Late Antiquity - Religion

Religion

One of the most important transformations in Late Antiquity was the formation and evolution of the Abrahamic religions: Christianity, rabbinic Judaism, and eventually Islam; subscribers to the Pirenne Thesis believe that the subsequent Arab invasions marked the end of Late Antiquity and the beginning of the Middle Ages.

A milestone in the rise of Christianity was the conversion of Emperor Constantine the Great (r. 306–337) in 312, as related by his panegyrist Eusebius of Caesarea, although the sincerity of his conversion is debated. Constantine legalized the religion through the Edict of Milan in 313, jointly issued with his rival in the East, Licinius (r. 308–324). By the late 4th century, Emperor Theodosius the Great had made Christianity the state religion, thereby transforming the Classical Roman world, which Peter Brown characterized as "rustling with the presence of many divine spirits."

Constantine I was a key player in many important events in Christian history, as he convened and attended the first ecumenical council of bishops at Nicaea in 325, subsidized the building of churches and sanctuaries such as the Church of the Holy Sepulchre in Jerusalem, and involved himself in questions such as the timing of Christ's resurrection and its relation to the Passover.

The birth of Christian monasticism in the deserts of Egypt in the 3rd century, which initially operated outside the episcopal authority of the Church, would become so successful that by the 8th century it penetrated the Church and became the primary Christian rule within. Monasticism was not the only new Christian movement to appear in Late Antiquity, although it had perhaps the greatest influence. Other movements notable for their unconventional practices include the Grazers, holy men who ate only grass and chained themselves up; the Holy Fool movement, in which acting like a fool was considered more divine than folly; and the Stylites movement, where one practitioner lived atop a 50-foot pole for 40 years.

Islam appeared in the 7th century and spurred Arab peoples to invade the Eastern Roman Empire and the Sassanian Empire of Persia, destroying the latter; and, after conquering all of North Africa and Visigothic Spain, to invade much of modern France.

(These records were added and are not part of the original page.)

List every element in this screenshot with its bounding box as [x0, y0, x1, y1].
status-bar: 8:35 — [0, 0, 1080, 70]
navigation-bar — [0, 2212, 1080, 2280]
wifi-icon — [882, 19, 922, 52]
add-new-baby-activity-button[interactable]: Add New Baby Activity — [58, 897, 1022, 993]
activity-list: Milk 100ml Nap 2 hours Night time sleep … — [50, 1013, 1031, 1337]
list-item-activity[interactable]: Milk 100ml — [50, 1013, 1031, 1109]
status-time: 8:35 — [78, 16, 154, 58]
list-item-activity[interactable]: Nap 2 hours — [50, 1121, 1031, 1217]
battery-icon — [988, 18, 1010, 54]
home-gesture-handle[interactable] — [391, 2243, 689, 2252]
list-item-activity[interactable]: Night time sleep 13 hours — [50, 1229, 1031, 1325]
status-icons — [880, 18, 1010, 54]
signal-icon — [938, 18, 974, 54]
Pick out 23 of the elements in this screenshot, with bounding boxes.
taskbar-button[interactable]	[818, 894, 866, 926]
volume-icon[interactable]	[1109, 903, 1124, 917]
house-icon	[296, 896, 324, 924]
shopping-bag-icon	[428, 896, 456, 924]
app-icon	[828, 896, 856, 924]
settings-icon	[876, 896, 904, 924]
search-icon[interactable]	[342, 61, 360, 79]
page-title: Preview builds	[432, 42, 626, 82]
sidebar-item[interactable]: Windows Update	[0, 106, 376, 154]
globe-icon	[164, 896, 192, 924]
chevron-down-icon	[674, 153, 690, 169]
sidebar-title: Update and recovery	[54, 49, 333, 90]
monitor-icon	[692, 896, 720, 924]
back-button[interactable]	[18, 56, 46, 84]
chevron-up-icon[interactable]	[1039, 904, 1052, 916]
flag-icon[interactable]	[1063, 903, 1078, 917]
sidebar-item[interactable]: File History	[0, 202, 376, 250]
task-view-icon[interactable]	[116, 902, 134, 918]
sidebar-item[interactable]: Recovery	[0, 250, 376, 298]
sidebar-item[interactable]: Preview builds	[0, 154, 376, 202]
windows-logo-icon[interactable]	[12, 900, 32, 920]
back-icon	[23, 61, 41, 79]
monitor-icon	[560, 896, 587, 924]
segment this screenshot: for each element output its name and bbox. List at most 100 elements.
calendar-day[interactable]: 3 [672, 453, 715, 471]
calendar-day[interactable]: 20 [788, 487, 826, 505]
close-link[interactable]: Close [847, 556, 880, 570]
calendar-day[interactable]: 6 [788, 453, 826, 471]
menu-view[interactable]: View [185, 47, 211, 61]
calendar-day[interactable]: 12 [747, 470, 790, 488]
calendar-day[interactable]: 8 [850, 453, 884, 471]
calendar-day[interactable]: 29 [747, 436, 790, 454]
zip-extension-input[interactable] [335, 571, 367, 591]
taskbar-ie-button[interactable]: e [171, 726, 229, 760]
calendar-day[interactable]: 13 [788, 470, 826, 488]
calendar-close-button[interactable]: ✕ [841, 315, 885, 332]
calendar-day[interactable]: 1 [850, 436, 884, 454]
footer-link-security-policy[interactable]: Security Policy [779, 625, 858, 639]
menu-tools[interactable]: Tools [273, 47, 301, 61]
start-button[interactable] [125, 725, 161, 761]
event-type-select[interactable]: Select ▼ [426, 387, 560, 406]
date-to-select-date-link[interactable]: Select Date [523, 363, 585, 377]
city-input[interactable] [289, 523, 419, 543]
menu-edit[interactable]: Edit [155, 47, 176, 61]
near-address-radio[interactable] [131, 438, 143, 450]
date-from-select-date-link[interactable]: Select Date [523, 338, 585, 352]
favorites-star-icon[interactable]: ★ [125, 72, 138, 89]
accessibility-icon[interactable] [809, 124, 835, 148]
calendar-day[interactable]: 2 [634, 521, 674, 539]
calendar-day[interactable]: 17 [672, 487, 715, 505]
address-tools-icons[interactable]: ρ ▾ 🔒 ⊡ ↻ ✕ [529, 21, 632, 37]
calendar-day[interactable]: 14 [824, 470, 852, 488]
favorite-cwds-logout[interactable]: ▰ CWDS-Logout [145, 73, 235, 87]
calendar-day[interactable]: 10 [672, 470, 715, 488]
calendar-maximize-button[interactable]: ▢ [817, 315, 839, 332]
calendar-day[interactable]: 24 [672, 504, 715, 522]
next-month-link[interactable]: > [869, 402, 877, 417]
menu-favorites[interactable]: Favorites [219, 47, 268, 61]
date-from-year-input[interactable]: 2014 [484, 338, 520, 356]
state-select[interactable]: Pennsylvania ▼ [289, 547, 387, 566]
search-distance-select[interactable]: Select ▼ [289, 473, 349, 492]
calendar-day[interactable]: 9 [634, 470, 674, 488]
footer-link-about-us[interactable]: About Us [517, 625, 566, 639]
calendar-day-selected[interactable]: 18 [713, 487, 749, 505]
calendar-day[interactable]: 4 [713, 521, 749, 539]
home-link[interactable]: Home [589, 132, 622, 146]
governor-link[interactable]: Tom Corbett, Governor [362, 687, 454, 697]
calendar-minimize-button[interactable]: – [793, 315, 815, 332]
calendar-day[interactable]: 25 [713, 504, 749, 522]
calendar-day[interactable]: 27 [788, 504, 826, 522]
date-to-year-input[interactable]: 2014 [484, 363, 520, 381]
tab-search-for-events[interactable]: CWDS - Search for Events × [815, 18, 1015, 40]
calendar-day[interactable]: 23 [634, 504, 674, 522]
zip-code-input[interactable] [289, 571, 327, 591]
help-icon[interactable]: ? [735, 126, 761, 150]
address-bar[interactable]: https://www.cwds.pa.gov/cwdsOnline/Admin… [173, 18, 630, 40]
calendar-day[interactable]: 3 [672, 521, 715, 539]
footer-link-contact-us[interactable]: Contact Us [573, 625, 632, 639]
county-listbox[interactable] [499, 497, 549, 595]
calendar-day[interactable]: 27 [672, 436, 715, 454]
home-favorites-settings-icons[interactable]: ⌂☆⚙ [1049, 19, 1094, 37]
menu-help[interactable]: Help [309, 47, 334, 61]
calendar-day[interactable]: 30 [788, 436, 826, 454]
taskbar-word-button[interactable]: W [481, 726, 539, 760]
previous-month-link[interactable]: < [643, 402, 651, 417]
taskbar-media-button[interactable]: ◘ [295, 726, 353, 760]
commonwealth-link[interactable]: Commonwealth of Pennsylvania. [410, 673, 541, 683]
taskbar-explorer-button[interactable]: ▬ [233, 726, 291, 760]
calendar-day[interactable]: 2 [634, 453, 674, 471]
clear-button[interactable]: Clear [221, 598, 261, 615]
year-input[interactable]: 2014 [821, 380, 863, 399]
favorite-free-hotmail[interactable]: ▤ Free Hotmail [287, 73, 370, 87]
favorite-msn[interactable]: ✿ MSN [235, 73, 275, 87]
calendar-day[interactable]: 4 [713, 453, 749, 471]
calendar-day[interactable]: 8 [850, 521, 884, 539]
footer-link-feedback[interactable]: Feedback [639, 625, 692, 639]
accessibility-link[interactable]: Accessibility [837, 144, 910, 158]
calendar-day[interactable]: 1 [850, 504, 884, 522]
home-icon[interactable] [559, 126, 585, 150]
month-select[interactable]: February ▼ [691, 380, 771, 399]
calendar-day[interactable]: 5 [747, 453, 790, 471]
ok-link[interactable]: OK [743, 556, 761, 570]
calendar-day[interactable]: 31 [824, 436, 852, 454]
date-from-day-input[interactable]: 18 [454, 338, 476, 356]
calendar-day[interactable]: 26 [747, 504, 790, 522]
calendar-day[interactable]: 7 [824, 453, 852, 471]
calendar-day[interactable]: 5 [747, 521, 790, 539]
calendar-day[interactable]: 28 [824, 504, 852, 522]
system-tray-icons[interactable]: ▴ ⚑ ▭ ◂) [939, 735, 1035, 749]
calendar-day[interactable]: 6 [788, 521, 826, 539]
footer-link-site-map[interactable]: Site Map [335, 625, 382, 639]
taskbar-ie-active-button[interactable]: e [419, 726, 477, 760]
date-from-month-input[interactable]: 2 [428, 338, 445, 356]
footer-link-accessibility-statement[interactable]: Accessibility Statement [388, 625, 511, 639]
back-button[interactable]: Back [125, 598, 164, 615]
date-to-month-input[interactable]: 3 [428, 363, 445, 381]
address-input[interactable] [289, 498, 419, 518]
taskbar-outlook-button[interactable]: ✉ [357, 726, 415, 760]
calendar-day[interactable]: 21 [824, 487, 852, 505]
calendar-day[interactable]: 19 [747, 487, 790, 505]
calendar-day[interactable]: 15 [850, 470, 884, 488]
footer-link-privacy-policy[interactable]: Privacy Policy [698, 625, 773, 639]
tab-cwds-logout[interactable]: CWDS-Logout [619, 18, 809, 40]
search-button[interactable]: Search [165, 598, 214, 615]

Late Antiquity marks the decline of Roman state religion, circumscribed in degrees by edicts likely inspired by Christian advisors such as Eusebius to 4th century emperors, and a period of dynamic religious experimentation and spirituality with many syncretic sects, some formed centuries earlier, such as Gnosticism or Neoplatonism and the Chaldaean oracles, some novel, such as hermeticism.

Many of the new religions relied on the emergence of the parchment codex (bound book) over the papyrus volumen (scroll), the former allowing for quicker access to key materials and easier portability than the fragile scroll, thus fueling the rise of synoptic exegesis, papyrology. Notable in this regard is the topic of the Fifty Bibles of Constantine.